Emacs, in my opinion is something anyone should give a whirl. It is open source, free and easily installable on any operating system. It is an absolutely amazing piece of software - give it a shot and if after a couple of months you decide to give up, atleast you have got a taste of what it is about. Here I will attempt to list a few things that will ease the introduction to emacs.

Note: Many of these instructions may be specific for Gnu-emacs on Linux. They may vary if you are using another emacs variant or another platform.

1. Start off with a good looking emacs

An oft-repeated complaint is that emacs looks bad, bad enough to deter a newcomer sometimes. But then, it doesn't have to ...

Use the latest emacs snapshot that allows use of your preferred fonts with nice antialiasing. In Ubuntu this means

sudo aptitude install emacs-snapshot-gtk emacs-goodies-el

Now you can use any font you prefer by modifying the Xresources file as detailed here.

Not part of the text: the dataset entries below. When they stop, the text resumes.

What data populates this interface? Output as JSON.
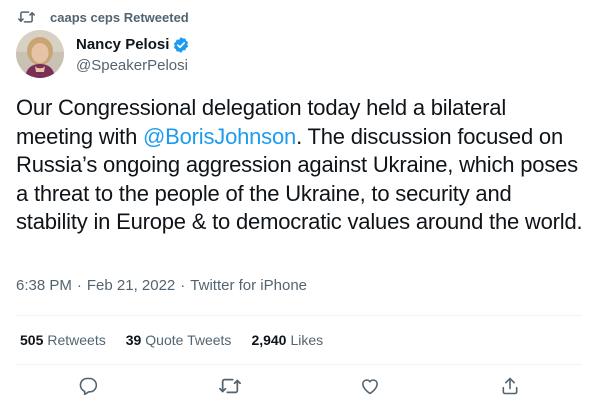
{
  "retweet_banner": {
    "icon": "retweet-icon",
    "text": "caaps ceps Retweeted"
  },
  "author": {
    "name": "Nancy Pelosi",
    "handle": "@SpeakerPelosi",
    "verified": true,
    "avatar": "avatar-photo"
  },
  "tweet": {
    "text_before": "Our Congressional delegation today held a bilateral meeting with ",
    "mention": "@BorisJohnson",
    "text_after": ". The discussion focused on Russia’s ongoing aggression against Ukraine, which poses a threat to the people of the Ukraine, to security and stability in Europe & to democratic values around the world."
  },
  "meta": {
    "time": "6:38 PM",
    "separator": "·",
    "date": "Feb 21, 2022",
    "source": "Twitter for iPhone"
  },
  "stats": {
    "retweets": {
      "count": "505",
      "label": "Retweets"
    },
    "quotes": {
      "count": "39",
      "label": "Quote Tweets"
    },
    "likes": {
      "count": "2,940",
      "label": "Likes"
    }
  },
  "actions": [
    "reply-icon",
    "retweet-icon",
    "like-icon",
    "share-icon"
  ],
  "colors": {
    "text": "#0f1419",
    "secondary": "#536471",
    "link": "#1d9bf0",
    "divider": "#eff3f4"
  }
}
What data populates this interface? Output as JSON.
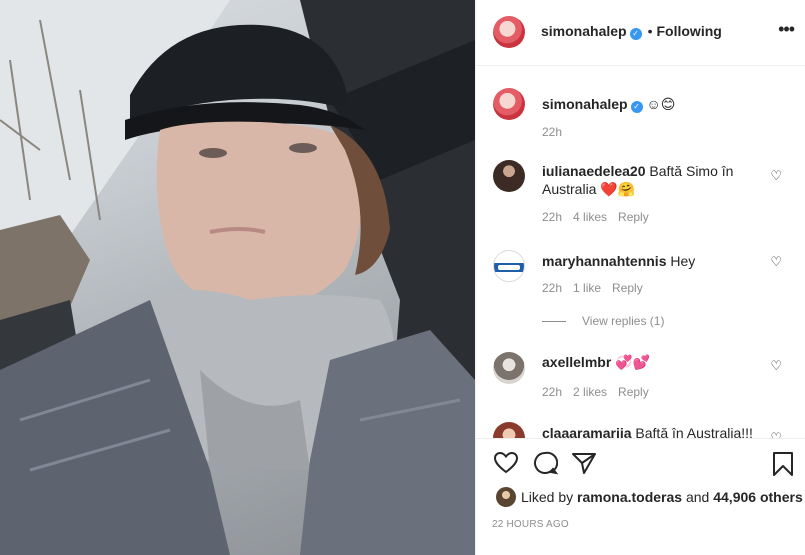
{
  "post_header": {
    "username": "simonahalep",
    "separator": "•",
    "follow_status": "Following",
    "more_icon": "more-options-icon"
  },
  "caption": {
    "username": "simonahalep",
    "text": "☺😊",
    "time": "22h"
  },
  "comments": [
    {
      "username": "iulianaedelea20",
      "text": "Baftă Simo în Australia ❤️🤗",
      "time": "22h",
      "likes": "4 likes",
      "reply": "Reply"
    },
    {
      "username": "maryhannahtennis",
      "text": "Hey",
      "time": "22h",
      "likes": "1 like",
      "reply": "Reply",
      "view_replies": "View replies (1)"
    },
    {
      "username": "axellelmbr",
      "text": "💞💕",
      "time": "22h",
      "likes": "2 likes",
      "reply": "Reply"
    },
    {
      "username": "claaaramariia",
      "text": "Baftă în Australia!!!"
    }
  ],
  "actions": {
    "icons": [
      "heart-icon",
      "comment-icon",
      "share-icon",
      "bookmark-icon"
    ]
  },
  "likes": {
    "prefix": "Liked by",
    "liker": "ramona.toderas",
    "and": "and",
    "others": "44,906 others"
  },
  "timestamp": "22 HOURS AGO",
  "colors": {
    "verified_blue": "#3897f0",
    "meta_gray": "#8e8e8e",
    "text": "#262626"
  }
}
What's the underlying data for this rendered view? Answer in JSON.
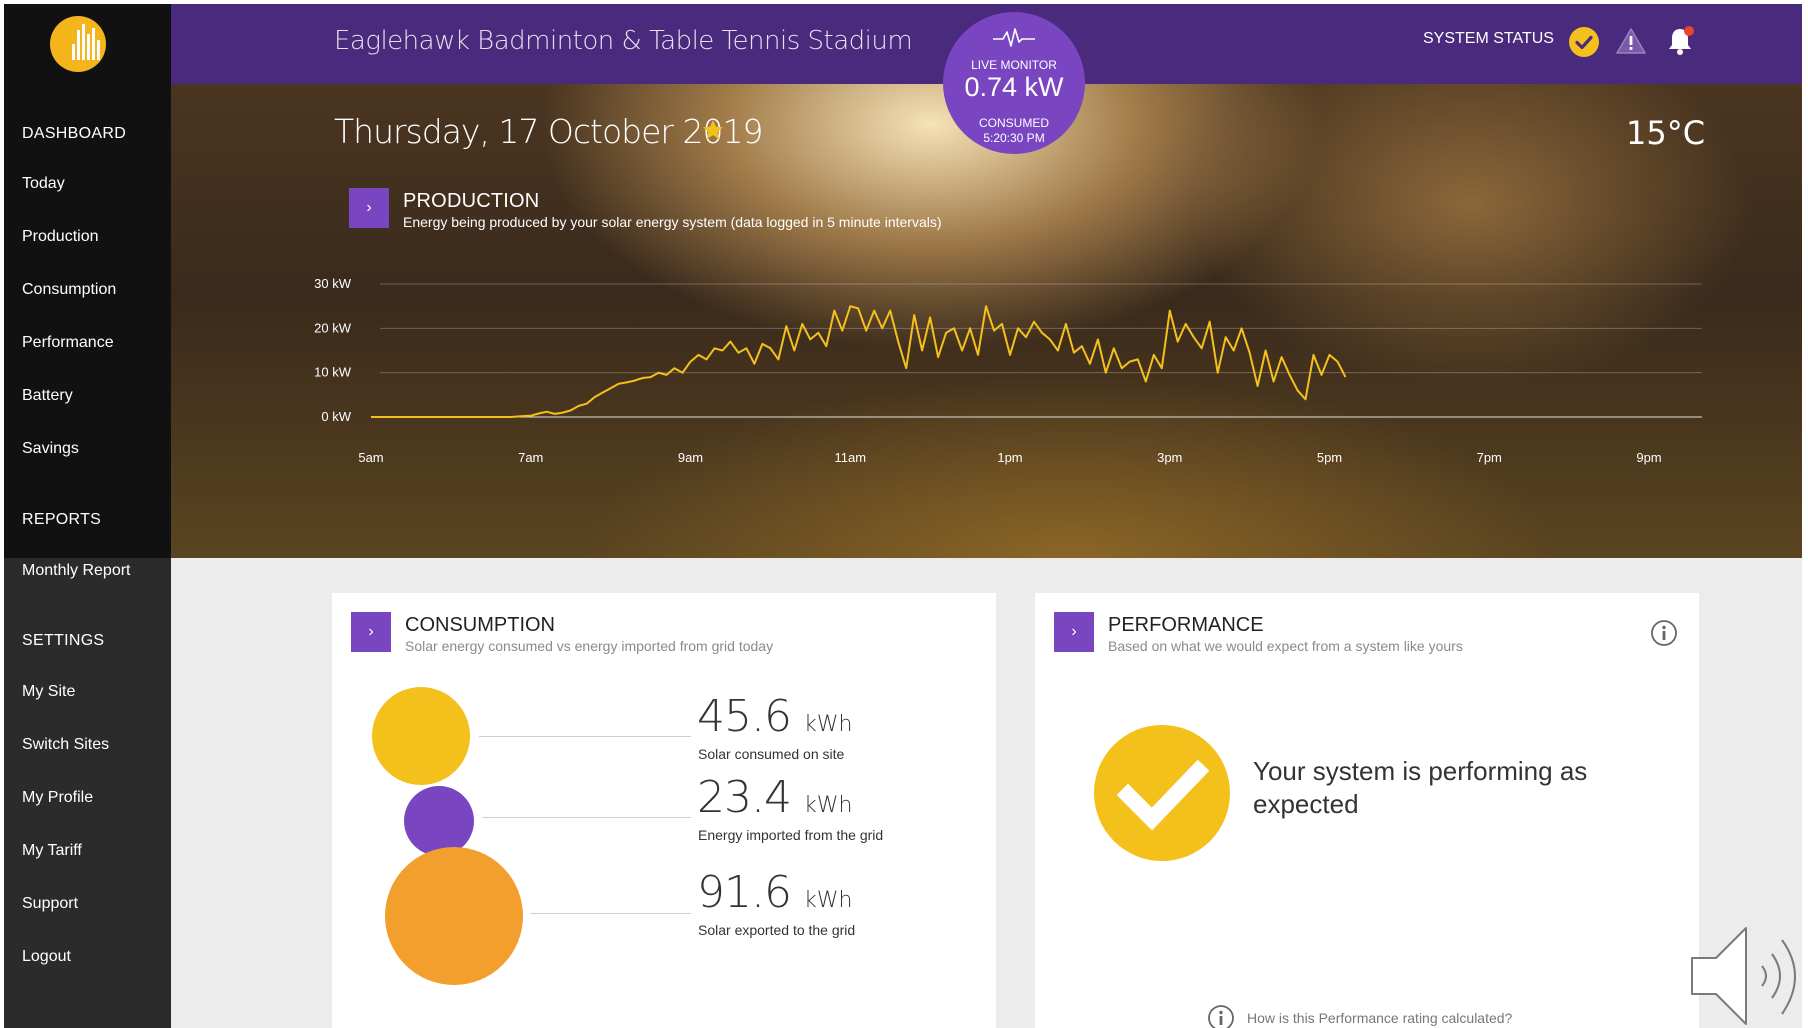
{
  "app": {
    "site_name": "Eaglehawk Badminton & Table Tennis Stadium",
    "brand_color": "#4a2a7c",
    "accent_color": "#7a45c0",
    "solar_color": "#f4c01c"
  },
  "sidebar": {
    "logo_icon": "solar-logo-icon",
    "sections": [
      {
        "title": "DASHBOARD",
        "items": [
          "Today",
          "Production",
          "Consumption",
          "Performance",
          "Battery",
          "Savings"
        ]
      },
      {
        "title": "REPORTS",
        "items": [
          "Monthly Report"
        ]
      },
      {
        "title": "SETTINGS",
        "items": [
          "My Site",
          "Switch Sites",
          "My Profile",
          "My Tariff",
          "Support",
          "Logout"
        ]
      }
    ]
  },
  "header": {
    "system_status_label": "SYSTEM STATUS",
    "status_icons": [
      "check-circle-icon",
      "warning-icon",
      "bell-icon"
    ]
  },
  "live_monitor": {
    "label": "LIVE MONITOR",
    "value": "0.74 kW",
    "status": "CONSUMED",
    "time": "5:20:30 PM"
  },
  "hero": {
    "date": "Thursday, 17 October 2019",
    "temperature": "15°C"
  },
  "production": {
    "title": "PRODUCTION",
    "subtitle": "Energy being produced by your solar energy system (data logged in 5 minute intervals)",
    "expand_label": "›"
  },
  "chart_data": {
    "type": "line",
    "title": "",
    "xlabel": "",
    "ylabel": "",
    "color": "#f4c01c",
    "grid": true,
    "ylim": [
      0,
      30
    ],
    "y_ticks": [
      0,
      10,
      20,
      30
    ],
    "y_tick_labels": [
      "0 kW",
      "10 kW",
      "20 kW",
      "30 kW"
    ],
    "xlim": [
      5,
      21
    ],
    "x_ticks": [
      5,
      7,
      9,
      11,
      13,
      15,
      17,
      19,
      21
    ],
    "x_tick_labels": [
      "5am",
      "7am",
      "9am",
      "11am",
      "1pm",
      "3pm",
      "5pm",
      "7pm",
      "9pm"
    ],
    "x_hours": [
      5.0,
      5.5,
      6.0,
      6.5,
      6.75,
      6.9,
      7.0,
      7.1,
      7.2,
      7.3,
      7.4,
      7.5,
      7.6,
      7.7,
      7.8,
      7.9,
      8.0,
      8.1,
      8.2,
      8.3,
      8.4,
      8.5,
      8.6,
      8.7,
      8.8,
      8.9,
      9.0,
      9.1,
      9.2,
      9.3,
      9.4,
      9.5,
      9.6,
      9.7,
      9.8,
      9.9,
      10.0,
      10.1,
      10.2,
      10.3,
      10.4,
      10.5,
      10.6,
      10.7,
      10.8,
      10.9,
      11.0,
      11.1,
      11.2,
      11.3,
      11.4,
      11.5,
      11.6,
      11.7,
      11.8,
      11.9,
      12.0,
      12.1,
      12.2,
      12.3,
      12.4,
      12.5,
      12.6,
      12.7,
      12.8,
      12.9,
      13.0,
      13.1,
      13.2,
      13.3,
      13.4,
      13.5,
      13.6,
      13.7,
      13.8,
      13.9,
      14.0,
      14.1,
      14.2,
      14.3,
      14.4,
      14.5,
      14.6,
      14.7,
      14.8,
      14.9,
      15.0,
      15.1,
      15.2,
      15.3,
      15.4,
      15.5,
      15.6,
      15.7,
      15.8,
      15.9,
      16.0,
      16.1,
      16.2,
      16.3,
      16.4,
      16.5,
      16.6,
      16.7,
      16.8,
      16.9,
      17.0,
      17.1,
      17.2
    ],
    "y_kw": [
      0,
      0,
      0,
      0,
      0,
      0.2,
      0.3,
      0.8,
      1.2,
      0.7,
      1.0,
      1.5,
      2.5,
      3.0,
      4.5,
      5.5,
      6.5,
      7.5,
      7.8,
      8.2,
      8.8,
      9.0,
      10.0,
      9.5,
      11.0,
      10.0,
      12.5,
      14.0,
      13.0,
      15.5,
      15.0,
      17.0,
      14.5,
      15.5,
      12.0,
      16.5,
      15.5,
      13.0,
      20.5,
      15.0,
      21.0,
      17.5,
      19.0,
      16.0,
      24.0,
      19.5,
      25.0,
      24.5,
      19.5,
      24.0,
      20.0,
      24.0,
      17.0,
      11.0,
      23.0,
      15.0,
      22.5,
      13.5,
      19.0,
      20.0,
      15.0,
      20.0,
      14.0,
      25.0,
      19.5,
      21.0,
      14.0,
      20.0,
      18.0,
      21.5,
      19.0,
      17.5,
      15.0,
      21.0,
      14.5,
      16.0,
      12.0,
      17.5,
      10.0,
      15.5,
      11.0,
      12.5,
      13.0,
      8.0,
      14.0,
      11.0,
      24.0,
      17.0,
      21.0,
      18.0,
      15.5,
      21.5,
      10.0,
      18.0,
      15.0,
      20.0,
      14.5,
      7.0,
      15.0,
      8.0,
      13.5,
      9.5,
      6.0,
      4.0,
      14.0,
      9.5,
      14.0,
      12.5,
      9.0
    ]
  },
  "consumption": {
    "title": "CONSUMPTION",
    "subtitle": "Solar energy consumed vs energy imported from grid today",
    "expand_label": "›",
    "metrics": [
      {
        "value": "45.6",
        "unit": "kWh",
        "label": "Solar consumed on site",
        "color": "#f4c01c"
      },
      {
        "value": "23.4",
        "unit": "kWh",
        "label": "Energy imported from the grid",
        "color": "#7a45c0"
      },
      {
        "value": "91.6",
        "unit": "kWh",
        "label": "Solar exported to the grid",
        "color": "#f29f2e"
      }
    ]
  },
  "performance": {
    "title": "PERFORMANCE",
    "subtitle": "Based on what we would expect from a system like yours",
    "expand_label": "›",
    "message": "Your system is performing as expected",
    "footer_link": "How is this Performance rating calculated?"
  }
}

2. Disable the splash screen, scrollbar and toolbar. Add to your .emacs -

(setq inhibit-startup-message t)
(tool-bar-mode -1)
(scroll-bar-mode -1)

It may seem surprising to consider disabling the scrollbar and toolbar. Maybe a case can be made for having these on while you wean yourself from the mouse, but I believe that there are greater dividends to doing this early and getting used to mouseless editing. I have preferred leaving the menu-bar on although I dont use the menu items, just because it sometimes allows me to easily refer to the shortcuts available, but again, it is worth considering disabling this too.

3. Syntax highlighting

Install color themes. In ubuntu, this is done easily by installing emacs-goodies-el. Now, add this in your emacs to have 'font-lock' on for syntax highlighting.

(global-font-lock-mode t)

After M-x, typing color-theme- and hitting tab will shows the completions available. Try out the different color-themes to decide what you want to use. To enable it automatically, add a line like this -

(require 'color-theme)
(setq color-theme-is-global t)

4. Enable line numbers

If you feel lost without them,

(require 'linum)

5. If you like to 'see' a selected region, you have to enable transient-mark-mode -

(setq-default transient-mark-mode t)

6. And if you have trouble copy-pasting between other windows and emacs, this worked for me -

(setq x-select-enable-clipboard t)

With these basic things out of the way, you have a decent emacs set up to start with. There are multiple options for further customization, but I will leave them for you to experiment with. Packages to definitely try out are ido-mode, pabbrev, bookmarks and yasnippet.